I'm assuming this is vegetable tanned leather and not chrome tanned?
It all depends on what the holster has on it - if it has been waxed - you might have a problem getting dye to take. You should be able to pick up a bottle of black dye from whee they sell shoe care products - polish, etc. - Meijers used to carry it - check around or call around. The only way you'll know is to try a small spot of the black dye in and area that can't be seen - such as some where on the back of the holster, etc.
One of the blackest dyes I use is "vinegaroon" - an old time dye that has been around for centuries. Made by disolving iron in vinegar. But, you'll probably end up with a "vinegar" smell for a while and usually, I leave mine sitting for several months before using to let the iron I've put in it do its job. Repeated applications will darken it. Many dyes are alcohol or water based which will also dry out the leather. After dying - you need to put natural oils back in to the leather. There are many things you can use - Mink Oil, various commercial leather rejuvenators, etc. When I get done making holsters/gun belts, etc. - I use pure virgin Olive Oil. It puts natural oils back in but will never turn rancid. It also makes a good lubricating oil - clockmakers have been using it for centuries.

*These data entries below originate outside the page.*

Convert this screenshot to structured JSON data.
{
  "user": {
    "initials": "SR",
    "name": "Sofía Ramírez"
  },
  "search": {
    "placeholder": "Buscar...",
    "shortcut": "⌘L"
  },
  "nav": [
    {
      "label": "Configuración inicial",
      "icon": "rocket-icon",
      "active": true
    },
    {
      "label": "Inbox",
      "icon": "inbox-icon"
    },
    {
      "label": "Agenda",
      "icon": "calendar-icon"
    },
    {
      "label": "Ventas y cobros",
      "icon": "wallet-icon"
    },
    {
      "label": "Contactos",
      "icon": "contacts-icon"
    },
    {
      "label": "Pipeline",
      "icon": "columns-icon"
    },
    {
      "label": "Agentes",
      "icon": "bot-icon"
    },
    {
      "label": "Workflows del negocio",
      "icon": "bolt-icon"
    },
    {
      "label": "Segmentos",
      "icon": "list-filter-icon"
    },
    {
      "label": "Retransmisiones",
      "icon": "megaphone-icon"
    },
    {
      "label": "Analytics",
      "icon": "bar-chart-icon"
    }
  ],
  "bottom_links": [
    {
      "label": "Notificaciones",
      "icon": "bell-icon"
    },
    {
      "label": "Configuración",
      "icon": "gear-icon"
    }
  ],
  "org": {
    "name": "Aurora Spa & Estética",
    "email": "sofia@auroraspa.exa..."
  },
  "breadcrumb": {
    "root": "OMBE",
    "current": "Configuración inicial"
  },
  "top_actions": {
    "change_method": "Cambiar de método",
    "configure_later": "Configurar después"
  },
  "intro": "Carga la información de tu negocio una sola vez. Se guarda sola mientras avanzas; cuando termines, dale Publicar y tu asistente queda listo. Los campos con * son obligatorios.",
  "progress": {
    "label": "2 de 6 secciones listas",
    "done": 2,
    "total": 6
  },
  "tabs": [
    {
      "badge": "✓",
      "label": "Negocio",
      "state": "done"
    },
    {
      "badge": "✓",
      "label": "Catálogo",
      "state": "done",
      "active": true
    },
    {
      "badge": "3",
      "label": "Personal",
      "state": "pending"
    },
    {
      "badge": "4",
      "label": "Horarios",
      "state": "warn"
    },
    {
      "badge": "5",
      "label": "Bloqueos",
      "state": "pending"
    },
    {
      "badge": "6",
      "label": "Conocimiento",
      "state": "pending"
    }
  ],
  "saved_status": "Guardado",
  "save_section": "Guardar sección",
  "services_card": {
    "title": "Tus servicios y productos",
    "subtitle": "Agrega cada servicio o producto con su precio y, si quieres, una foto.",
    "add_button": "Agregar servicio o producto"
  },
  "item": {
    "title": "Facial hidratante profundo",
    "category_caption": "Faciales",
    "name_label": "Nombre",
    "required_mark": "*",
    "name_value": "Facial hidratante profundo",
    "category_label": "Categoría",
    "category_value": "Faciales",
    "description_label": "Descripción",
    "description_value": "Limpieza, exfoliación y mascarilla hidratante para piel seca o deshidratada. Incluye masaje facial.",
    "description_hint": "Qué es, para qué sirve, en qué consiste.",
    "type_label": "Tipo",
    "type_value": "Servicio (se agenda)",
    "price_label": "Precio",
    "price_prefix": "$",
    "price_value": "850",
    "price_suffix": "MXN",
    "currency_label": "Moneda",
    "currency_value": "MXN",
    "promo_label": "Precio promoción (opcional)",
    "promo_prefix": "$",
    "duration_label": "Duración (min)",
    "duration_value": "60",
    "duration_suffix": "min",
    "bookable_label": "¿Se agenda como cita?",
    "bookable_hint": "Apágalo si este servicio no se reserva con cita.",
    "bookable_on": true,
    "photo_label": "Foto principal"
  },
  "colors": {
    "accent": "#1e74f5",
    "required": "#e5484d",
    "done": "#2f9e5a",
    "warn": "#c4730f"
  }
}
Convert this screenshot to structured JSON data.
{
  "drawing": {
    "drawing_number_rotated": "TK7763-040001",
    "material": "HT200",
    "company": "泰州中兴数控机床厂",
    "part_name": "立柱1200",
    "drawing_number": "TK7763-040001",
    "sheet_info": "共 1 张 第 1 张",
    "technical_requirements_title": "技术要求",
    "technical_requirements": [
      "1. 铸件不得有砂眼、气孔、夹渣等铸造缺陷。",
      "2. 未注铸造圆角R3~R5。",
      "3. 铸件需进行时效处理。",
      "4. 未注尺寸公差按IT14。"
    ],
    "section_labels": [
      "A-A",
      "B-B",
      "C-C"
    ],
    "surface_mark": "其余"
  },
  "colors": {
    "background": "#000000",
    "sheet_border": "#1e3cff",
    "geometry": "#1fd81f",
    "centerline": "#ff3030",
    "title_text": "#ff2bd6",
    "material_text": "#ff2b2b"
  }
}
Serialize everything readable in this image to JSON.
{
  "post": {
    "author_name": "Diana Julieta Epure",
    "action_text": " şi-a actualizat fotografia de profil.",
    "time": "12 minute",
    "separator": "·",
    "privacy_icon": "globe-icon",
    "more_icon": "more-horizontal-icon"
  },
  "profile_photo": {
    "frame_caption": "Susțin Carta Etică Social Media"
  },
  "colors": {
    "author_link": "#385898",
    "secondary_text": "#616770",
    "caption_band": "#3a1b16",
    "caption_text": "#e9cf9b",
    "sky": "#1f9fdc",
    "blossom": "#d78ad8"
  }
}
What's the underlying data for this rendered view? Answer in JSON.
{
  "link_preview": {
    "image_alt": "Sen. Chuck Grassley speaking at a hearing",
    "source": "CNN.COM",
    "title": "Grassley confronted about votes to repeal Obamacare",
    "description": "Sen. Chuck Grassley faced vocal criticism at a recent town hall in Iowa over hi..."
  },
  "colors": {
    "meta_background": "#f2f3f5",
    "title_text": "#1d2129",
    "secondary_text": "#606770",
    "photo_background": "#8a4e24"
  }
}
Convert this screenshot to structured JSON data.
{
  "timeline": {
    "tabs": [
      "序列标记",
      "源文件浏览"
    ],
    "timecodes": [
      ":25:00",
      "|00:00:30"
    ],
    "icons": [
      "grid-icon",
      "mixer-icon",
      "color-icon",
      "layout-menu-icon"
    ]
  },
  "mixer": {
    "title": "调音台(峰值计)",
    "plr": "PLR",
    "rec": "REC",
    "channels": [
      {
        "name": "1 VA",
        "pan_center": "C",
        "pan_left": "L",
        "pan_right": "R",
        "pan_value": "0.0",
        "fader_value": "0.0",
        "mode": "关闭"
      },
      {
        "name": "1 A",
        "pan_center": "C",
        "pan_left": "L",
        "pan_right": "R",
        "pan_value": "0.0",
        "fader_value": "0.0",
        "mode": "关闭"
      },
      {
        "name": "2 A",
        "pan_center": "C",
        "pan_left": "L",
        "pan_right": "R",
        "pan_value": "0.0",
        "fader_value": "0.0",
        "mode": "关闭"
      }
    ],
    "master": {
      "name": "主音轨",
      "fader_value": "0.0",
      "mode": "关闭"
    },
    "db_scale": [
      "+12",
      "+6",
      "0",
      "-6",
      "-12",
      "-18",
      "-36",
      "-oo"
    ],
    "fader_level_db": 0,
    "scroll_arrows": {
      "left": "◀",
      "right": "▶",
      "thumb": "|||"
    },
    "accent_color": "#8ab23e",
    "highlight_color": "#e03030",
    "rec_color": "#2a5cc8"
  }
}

A few years ago, I picked up several containers of "Marine Corps Black Dye" at Tandy Leather. It was available in various size containers. It's a very nice dark black - I use it primarily for dying burnished edges on belts, cartridge loops, holster seams, etc. Pretty easy to apply.
Again, though . . . whatever you get to use for dye . . . try it in a very small spot where it won't show to see if it will work or not. Good vegetable tanned leather should be used for belts, holsters, etc. - a lot of "cheap" gear is made from chrome tanned leather - two completely different tanning processes.